Geneviève n’avait rien entendu de ce colloque. Elle était assise, ombre dans l’ombre, au pied du lit, les yeux fixés sur la chose étendue qui avait été son père. La mèche du cierge charbonnait en se recourbant, et des stalactites blanches coulaient et se figeaient sur la grosse tige de cire. Une odeur de fumée couvrit le parfum terreux des chrysanthèmes. La religieuse vint, avec des ciseaux, couper la mèche qui grésillait. Elle arrangea les fleurs sur le drap et, penchée, épia les signes du travail intérieur qui préparait la dissolution du cadavre. Droite et jaune à présent, la petite flamme cernait d’un trait minutieux le profil paisible de la servante des morts. La main ridée qui avait essuyé tant de fronts agonisants, lavé tant de corps misérables, déplié et roulé tant de linceuls prit un rameau de buis dans un vase, sur la table de chevet, et traça un signe de croix.

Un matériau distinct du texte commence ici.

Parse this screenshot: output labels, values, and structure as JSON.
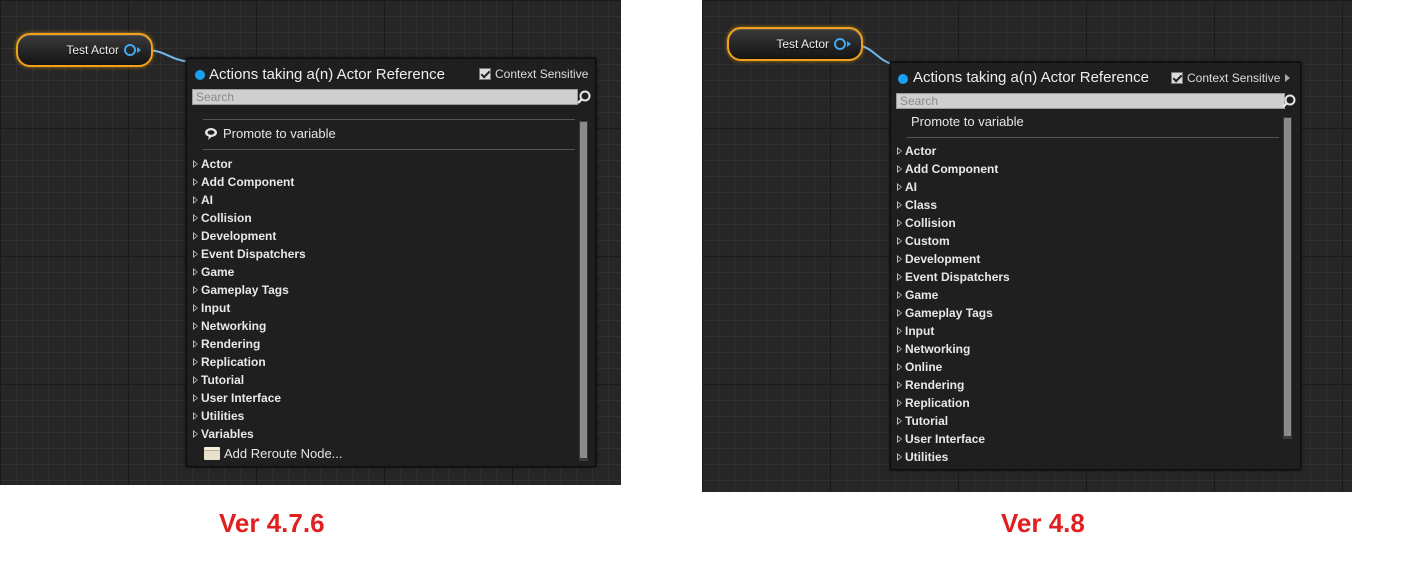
{
  "left": {
    "node_label": "Test Actor",
    "menu_title": "Actions taking a(n) Actor Reference",
    "context_label": "Context Sensitive",
    "search_placeholder": "Search",
    "promote_label": "Promote to variable",
    "categories": [
      "Actor",
      "Add Component",
      "AI",
      "Collision",
      "Development",
      "Event Dispatchers",
      "Game",
      "Gameplay Tags",
      "Input",
      "Networking",
      "Rendering",
      "Replication",
      "Tutorial",
      "User Interface",
      "Utilities",
      "Variables"
    ],
    "reroute_label": "Add Reroute Node...",
    "version_label": "Ver 4.7.6"
  },
  "right": {
    "node_label": "Test Actor",
    "menu_title": "Actions taking a(n) Actor Reference",
    "context_label": "Context Sensitive",
    "search_placeholder": "Search",
    "promote_label": "Promote to variable",
    "categories": [
      "Actor",
      "Add Component",
      "AI",
      "Class",
      "Collision",
      "Custom",
      "Development",
      "Event Dispatchers",
      "Game",
      "Gameplay Tags",
      "Input",
      "Networking",
      "Online",
      "Rendering",
      "Replication",
      "Tutorial",
      "User Interface",
      "Utilities"
    ],
    "version_label": "Ver 4.8"
  },
  "colors": {
    "node_border": "#f0a31a",
    "pin": "#3fa8f0",
    "header_dot": "#1aa0f0",
    "version_text": "#e02020"
  },
  "icons": {
    "search": "magnifier-icon",
    "promote": "speech-bubble-icon",
    "reroute": "reroute-node-icon",
    "category": "triangle-expand-icon"
  }
}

— Mon enfant, restez assise. Priez seulement avec nous. Nous allons dire une dizaine de chapelet.

L’expérience de la Sœur Antonine lui avait appris que les oraisons coupent les interminables veillées mortuaires et relâchent les nœuds de l’angoisse par leur monotonie berceuse.

Elle s’agenouilla.

Je vous salue, Marie

La voix se haussait au début du verset, descendait en murmurant comme une eau qui s’épuise et remontait, dans l’élan de l’invocation :

Sainte Marie, Mère de Dieu

Elle déclinait et se perdait au bord du silence :

Maintenant et à l’heure de notre mort


La pensée de Geneviève dérivait sur cette onde et parfois, retenue par un mot qui émergeait du long murmure, stagnait un instant comme une feuille noyée.

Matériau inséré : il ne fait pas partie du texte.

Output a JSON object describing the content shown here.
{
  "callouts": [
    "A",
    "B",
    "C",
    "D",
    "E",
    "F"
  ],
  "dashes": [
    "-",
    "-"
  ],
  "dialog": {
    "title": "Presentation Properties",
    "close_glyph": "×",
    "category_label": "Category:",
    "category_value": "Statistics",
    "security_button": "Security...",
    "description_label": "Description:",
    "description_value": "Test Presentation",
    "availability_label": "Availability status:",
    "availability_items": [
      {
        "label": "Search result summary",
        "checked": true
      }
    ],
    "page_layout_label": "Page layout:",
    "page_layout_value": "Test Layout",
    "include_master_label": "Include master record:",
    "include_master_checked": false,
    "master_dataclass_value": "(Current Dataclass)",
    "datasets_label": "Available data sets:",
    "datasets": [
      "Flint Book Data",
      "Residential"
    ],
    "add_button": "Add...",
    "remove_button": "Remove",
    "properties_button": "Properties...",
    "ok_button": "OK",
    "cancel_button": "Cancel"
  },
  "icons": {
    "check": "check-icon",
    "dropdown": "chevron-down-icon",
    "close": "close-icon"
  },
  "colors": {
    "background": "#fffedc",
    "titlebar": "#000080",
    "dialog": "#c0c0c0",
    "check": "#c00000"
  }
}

Elle s’était plongée dans l’abîme des souvenirs, cherchant une image du mort qui satisfit son besoin de le vénérer. Les images qui surgissaient du passé montraient le tyran domestique, au cou de taureau, aux poings de lutteur, au masque romain abâtardi, aux petits yeux porcins, enflammés par un sang trop riche. Il allait et venait dans la maison, et les portes claquantes, la résonance d’un pas pesant signalaient son passage. Les commis tremblaient dans le bureau. La bonne s’enfermait dans la cuisine et une femme chétive poussait deux enfants effrayés.

« Chut ! Geneviève, Raymond, taisez-vous. Votre père est là. »

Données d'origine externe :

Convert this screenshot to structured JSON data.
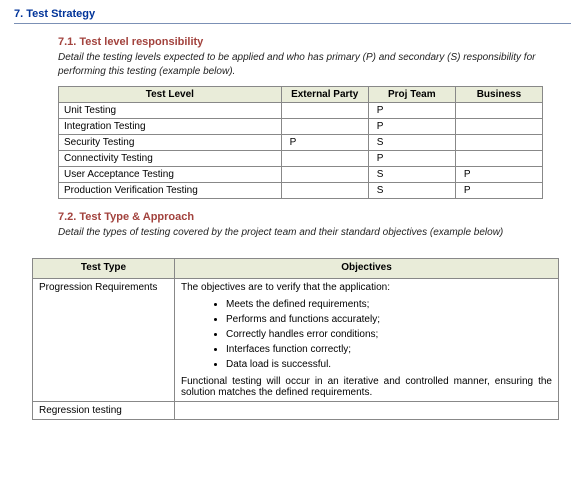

Jamais une caresse, jamais une parole tendre, sauf, peut-être dans le très bas âge, dans ces années indécises, limbes de l’enfance, où les petits êtres ne sont que des ébauches d’homme ou de femme. Oui, peut-être, en ce temps-là… La pensée de la fille s’y réfugiait, en ce temps si vague, pour recréer un Capdenat digne d’amour, et elle y rencontrait toujours l’autre image, la femme chétive, qui n’était pas bien intelligente, ni bien énergique, mais qui chérissait, en humble femelle, ses petits.

Le cœur de Geneviève fondait.

« Maman, pourquoi t’ai-je perdue si tôt, pauvre maman ? »

Elle la revoyait sur ce lit obscur, rajeunie dans sa parure funèbre.

« Maman, sais-tu que je suis bien malheureuse, que je n’ai personne à aimer et personne qui m’aime ? »

L’idée de l’amour perdu se mêlait au souvenir de la mère.

« Maman, nous reverrons-nous ? Tu étais une âme sainte et moi… Ah ! je ne peux pas encore me repentir ! Je ne peux pas regretter ma faute. Je ne sens pas que mon péché soit un péché. Alors, cette Renaude a-t-elle raison ? Suis-je perdue devant Dieu ? Je n’ose plus prier tant j’ai peur d’être hypocrite… Ô mon Dieu, me voici devant vous, telle que je suis, sans excuse et sans fard. Me repoussez-vous vraiment parce que ma contrition est si imparfaite et si honteuse ? »

Sainte Marie, Mère de Dieu, disait la voix, sous le voile noir.

Priez pour moi, pauvre pécheresse, répondait mentalement Geneviève.

Maintenant et à l’heure de notre mort

« …Maintenant et à l’heure de ma mort qui est marquée dans l’avenir, qui sonnera peut-être demain, où je serai comme ce pauvre corps, sur un lit, avec un cierge à mon côté, froide, muette, insensible, délivrée de ma douleur et livrée… à quoi, ô mon Dieu ? »

Ainsi soit-il !

Renaude répéta :

Ainsi soit-il !

Mais Geneviève ne fit pas écho. Ses paupières abaissées sur ses yeux ne se levèrent pas. Brusquement, le sommeil l’avait prise.